Photo of the Rio Grande River for Sierra Club Rio Grande Chapter website

By Denise Fort

Our state received another dubious honor recently, this time for being the most water stressed
state in the United States, paired with the United Arab Emirates. There is so much that should be
done in New Mexico, like charging for all water use, and so much that shouldn’t be done, like
exporting our water in the form of dairy products. It’s way too much to cover here, so I will just
focus on some of the environmental issues that are key.

The Trump Administration is moving to strip protections from rivers and other waters, the so-called WOTUS rule. As you’ve heard, New Mexico is one of the hardest hit states from this rollback.
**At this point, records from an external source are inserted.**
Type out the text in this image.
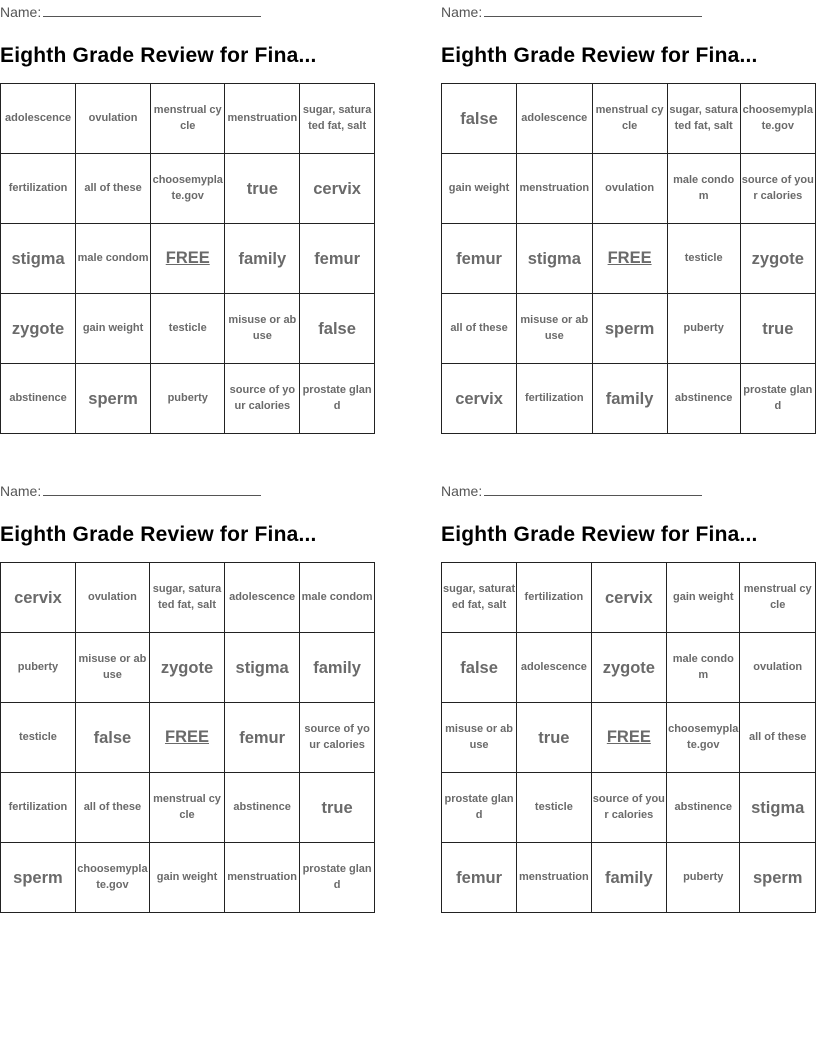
Name:
Eighth Grade Review for Fina...
adolescence	ovulation	menstrual cycle	menstruation	sugar, saturated fat, salt
fertilization	all of these	choosemyplate.gov	true	cervix
stigma	male condom	FREE	family	femur
zygote	gain weight	testicle	misuse or abuse	false
abstinence	sperm	puberty	source of your calories	prostate gland
Name:
Eighth Grade Review for Fina...
false	adolescence	menstrual cycle	sugar, saturated fat, salt	choosemyplate.gov
gain weight	menstruation	ovulation	male condom	source of your calories
femur	stigma	FREE	testicle	zygote
all of these	misuse or abuse	sperm	puberty	true
cervix	fertilization	family	abstinence	prostate gland
Name:
Eighth Grade Review for Fina...
cervix	ovulation	sugar, saturated fat, salt	adolescence	male condom
puberty	misuse or abuse	zygote	stigma	family
testicle	false	FREE	femur	source of your calories
fertilization	all of these	menstrual cycle	abstinence	true
sperm	choosemyplate.gov	gain weight	menstruation	prostate gland
Name:
Eighth Grade Review for Fina...
sugar, saturated fat, salt	fertilization	cervix	gain weight	menstrual cycle
false	adolescence	zygote	male condom	ovulation
misuse or abuse	true	FREE	choosemyplate.gov	all of these
prostate gland	testicle	source of your calories	abstinence	stigma
femur	menstruation	family	puberty	sperm
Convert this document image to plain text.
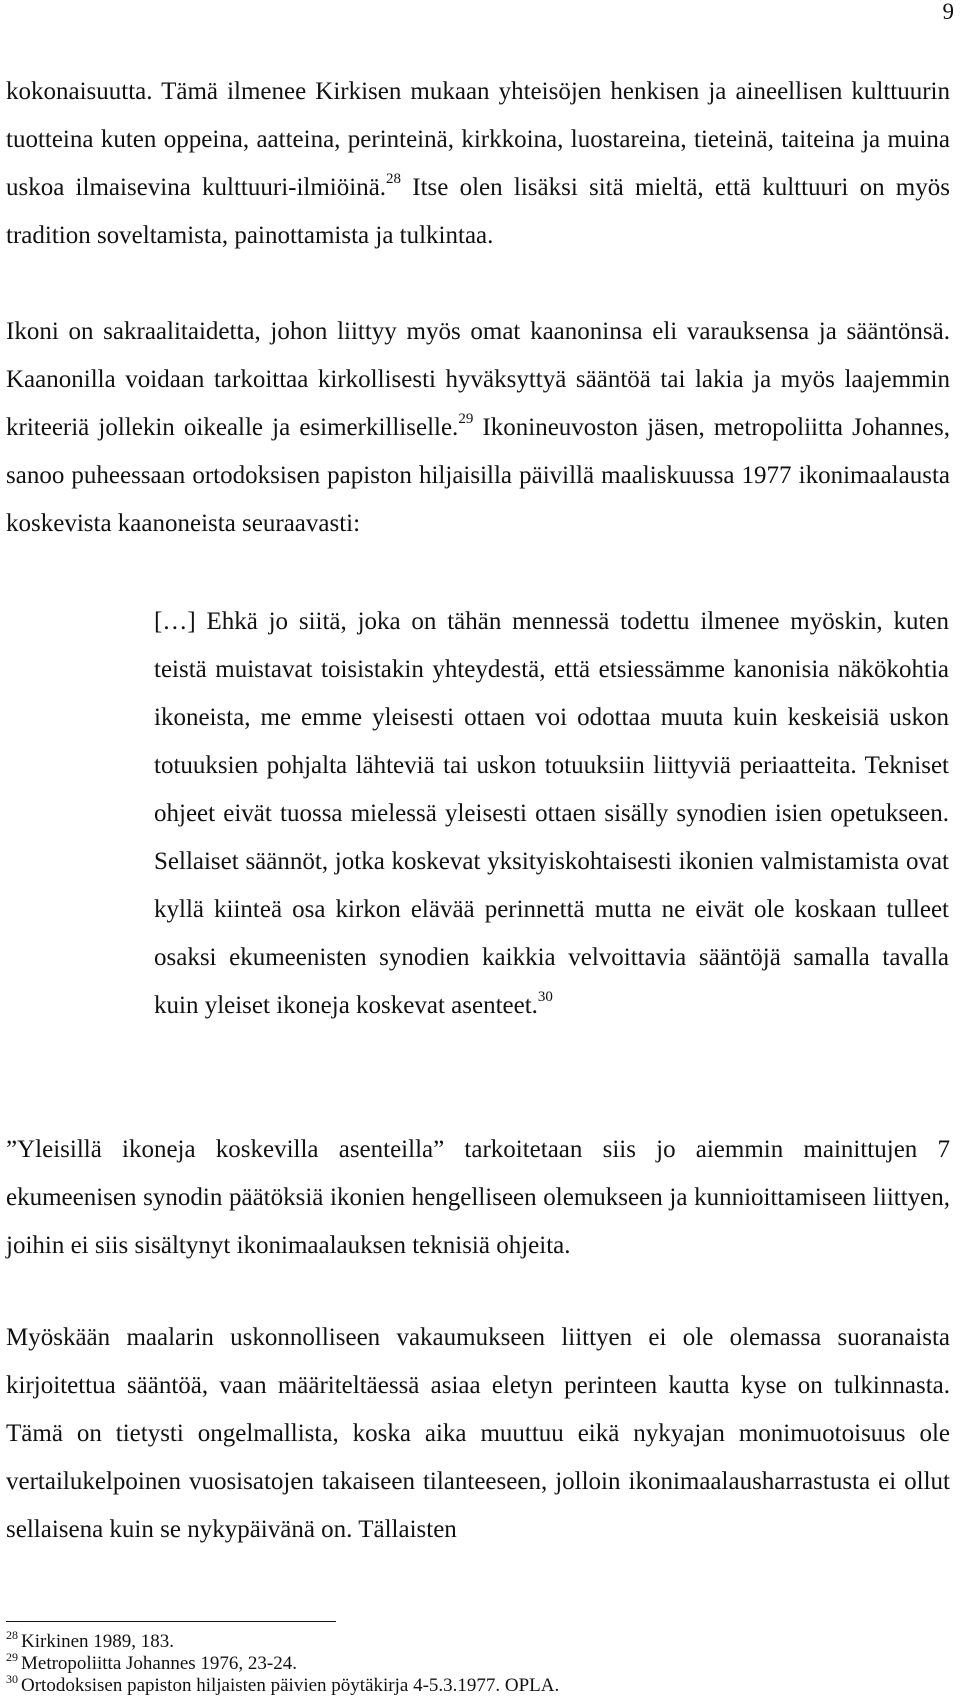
9

kokonaisuutta. Tämä ilmenee Kirkisen mukaan yhteisöjen henkisen ja aineellisen kulttuurin tuotteina kuten oppeina, aatteina, perinteinä, kirkkoina, luostareina, tieteinä, taiteina ja muina uskoa ilmaisevina kulttuuri-ilmiöinä.$^{28}$ Itse olen lisäksi sitä mieltä, että kulttuuri on myös tradition soveltamista, painottamista ja tulkintaa.

Ikoni on sakraalitaidetta, johon liittyy myös omat kaanoninsa eli varauksensa ja sääntönsä. Kaanonilla voidaan tarkoittaa kirkollisesti hyväksyttyä sääntöä tai lakia ja myös laajemmin kriteeriä jollekin oikealle ja esimerkilliselle.$^{29}$ Ikonineuvoston jäsen, metropoliitta Johannes, sanoo puheessaan ortodoksisen papiston hiljaisilla päivillä maaliskuussa 1977 ikonimaalausta koskevista kaanoneista seuraavasti:

[…] Ehkä jo siitä, joka on tähän mennessä todettu ilmenee myöskin, kuten teistä muistavat toisistakin yhteydestä, että etsiessämme kanonisia näkökohtia ikoneista, me emme yleisesti ottaen voi odottaa muuta kuin keskeisiä uskon totuuksien pohjalta lähteviä tai uskon totuuksiin liittyviä periaatteita. Tekniset ohjeet eivät tuossa mielessä yleisesti ottaen sisälly synodien isien opetukseen. Sellaiset säännöt, jotka koskevat yksityiskohtaisesti ikonien valmistamista ovat kyllä kiinteä osa kirkon elävää perinnettä mutta ne eivät ole koskaan tulleet osaksi ekumeenisten synodien kaikkia velvoittavia sääntöjä samalla tavalla kuin yleiset ikoneja koskevat asenteet.$^{30}$

”Yleisillä ikoneja koskevilla asenteilla” tarkoitetaan siis jo aiemmin mainittujen 7 ekumeenisen synodin päätöksiä ikonien hengelliseen olemukseen ja kunnioittamiseen liittyen, joihin ei siis sisältynyt ikonimaalauksen teknisiä ohjeita.

Myöskään maalarin uskonnolliseen vakaumukseen liittyen ei ole olemassa suoranaista kirjoitettua sääntöä, vaan määriteltäessä asiaa eletyn perinteen kautta kyse on tulkinnasta. Tämä on tietysti ongelmallista, koska aika muuttuu eikä nykyajan monimuotoisuus ole vertailukelpoinen vuosisatojen takaiseen tilanteeseen, jolloin ikonimaalausharrastusta ei ollut sellaisena kuin se nykypäivänä on. Tällaisten

$^{28}$ Kirkinen 1989, 183.

$^{29}$ Metropoliitta Johannes 1976, 23-24.

$^{30}$ Ortodoksisen papiston hiljaisten päivien pöytäkirja 4-5.3.1977. OPLA.
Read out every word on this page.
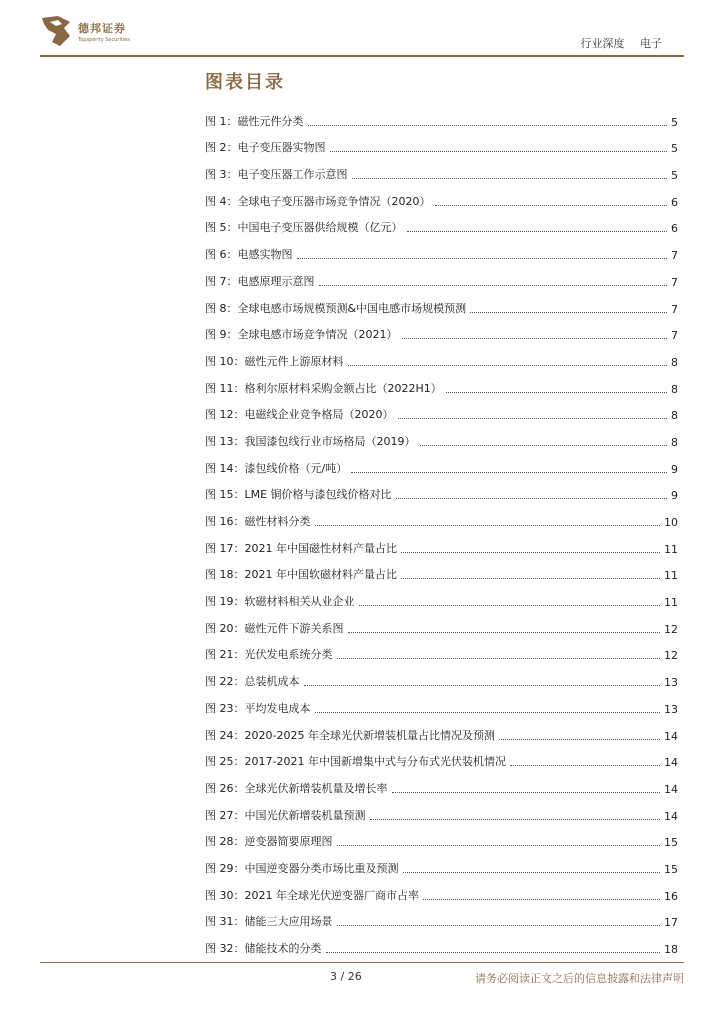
德邦证券
Topsperity Securities	行业深度 电子
图表目录
图 1：磁性元件分类	5
图 2：电子变压器实物图	5
图 3：电子变压器工作示意图	5
图 4：全球电子变压器市场竞争情况（2020）	6
图 5：中国电子变压器供给规模（亿元）	6
图 6：电感实物图	7
图 7：电感原理示意图	7
图 8：全球电感市场规模预测&中国电感市场规模预测	7
图 9：全球电感市场竞争情况（2021）	7
图 10：磁性元件上游原材料	8
图 11：格利尔原材料采购金额占比（2022H1）	8
图 12：电磁线企业竞争格局（2020）	8
图 13：我国漆包线行业市场格局（2019）	8
图 14：漆包线价格（元/吨）	9
图 15：LME 铜价格与漆包线价格对比	9
图 16：磁性材料分类	10
图 17：2021 年中国磁性材料产量占比	11
图 18：2021 年中国软磁材料产量占比	11
图 19：软磁材料相关从业企业	11
图 20：磁性元件下游关系图	12
图 21：光伏发电系统分类	12
图 22：总装机成本	13
图 23：平均发电成本	13
图 24：2020-2025 年全球光伏新增装机量占比情况及预测	14
图 25：2017-2021 年中国新增集中式与分布式光伏装机情况	14
图 26：全球光伏新增装机量及增长率	14
图 27：中国光伏新增装机量预测	14
图 28：逆变器简要原理图	15
图 29：中国逆变器分类市场比重及预测	15
图 30：2021 年全球光伏逆变器厂商市占率	16
图 31：储能三大应用场景	17
图 32：储能技术的分类	18
3 / 26	请务必阅读正文之后的信息披露和法律声明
My conclusion, based on several decades of battles over the reach of the federal Clean Water
Act, is that we need to seize the initiative and build our own program for protecting all waters in
the state.

One important caveat. Much of the discussion in the state has been over the state getting
“primacy” over the permit program that EPA now runs. The acronym is “NPDES” and it is the
program under which permits are given to companies that discharge pollutants to waterways.
Hence, with the Trump people rolling back the waters that are protected, there will be plenty of
polluters who will no longer need federal permits.

But fixing this problem doesn’t go far enough. We need to recognize that our waters need
protection from a variety of threats, as well as restoration where flows have been disrupted and
riparian areas destroyed. We should, as a state, protect all of our waters, including intermittent
streams, prairie potholes, groundwater dependent ecosystems, wetlands. As one group of water
policy advocates has put it:

Natural infrastructure should be part of the State’s water strategy. Protection of source waters
and ecosystem restoration can address multiple objectives, including increased flows and
resilience in light of climate change, fire, and other disruptions. The State should invest in
headwaters protection; appropriately reviewed forest and fire management; and restoration of
riparian, wetlands, aquatic, and floodplain systems and should manage flow regimes for these
benefits. The Office of State Engineer must further these goals through policies that
further in-stream flows.

What should we ask of the governor and state legislators?

The Interstate Stream Commission, the New Mexico Environment Department, the Department
of Game and Fish, and the Energy, Minerals and Natural Resources Department should develop
plans to restore native species and protect our living rivers. To that end, the Legislature should
establish and fund a Restore the Rivers Task Force to develop a plan to support ecological
functions in our rivers, using mechanisms such as protection of instream flows and protection of
riparian systems. We can fund water for rivers by using non-recurring revenues. These monies

can be directed to agricultural interests who wish to temporarily lease or retire water rights. The
Strategic River Reserve is an existing mechanism that can help protect many of the state’s rivers.
A corollary program, the “River Stewardship Program,” is a well received means of protecting
the recreational and tourist values of riparian areas.”

(From A White Paper; An Environmental Agenda for the New Governor and Legislature, December 2019)
Water quality in New Mexico’s rivers should be protected by a more comprehensive program
than the current EPA program. Too many exemptions, such as the exemption for irrigated
agriculture and for other types of pollution (“nonpoint source pollution” is the term) mean that
many of New Mexico’s waters are still polluted, years after the passage of the Clean Water Act,
Cleaning up pollution so that we have “fishable, swimmable” rivers is going to take boldness on
the part of our community, as we press for legislation that comprehensively addresses the
environmental condition of our rivers.

So, from an environmental perspective, we have to protect the water in our rivers, as well as the
quality of these waters, which is the focus of the EPA’s and the NM Environment Department’s
programs. Taking on environmental flows, or natural infrastructure, means that the water
agencies need to be given a larger mission. Reconciling the split between quantity and quality
management is part of Rep. Melanie Stansbury’s current focus. Let’s protect and restore our water.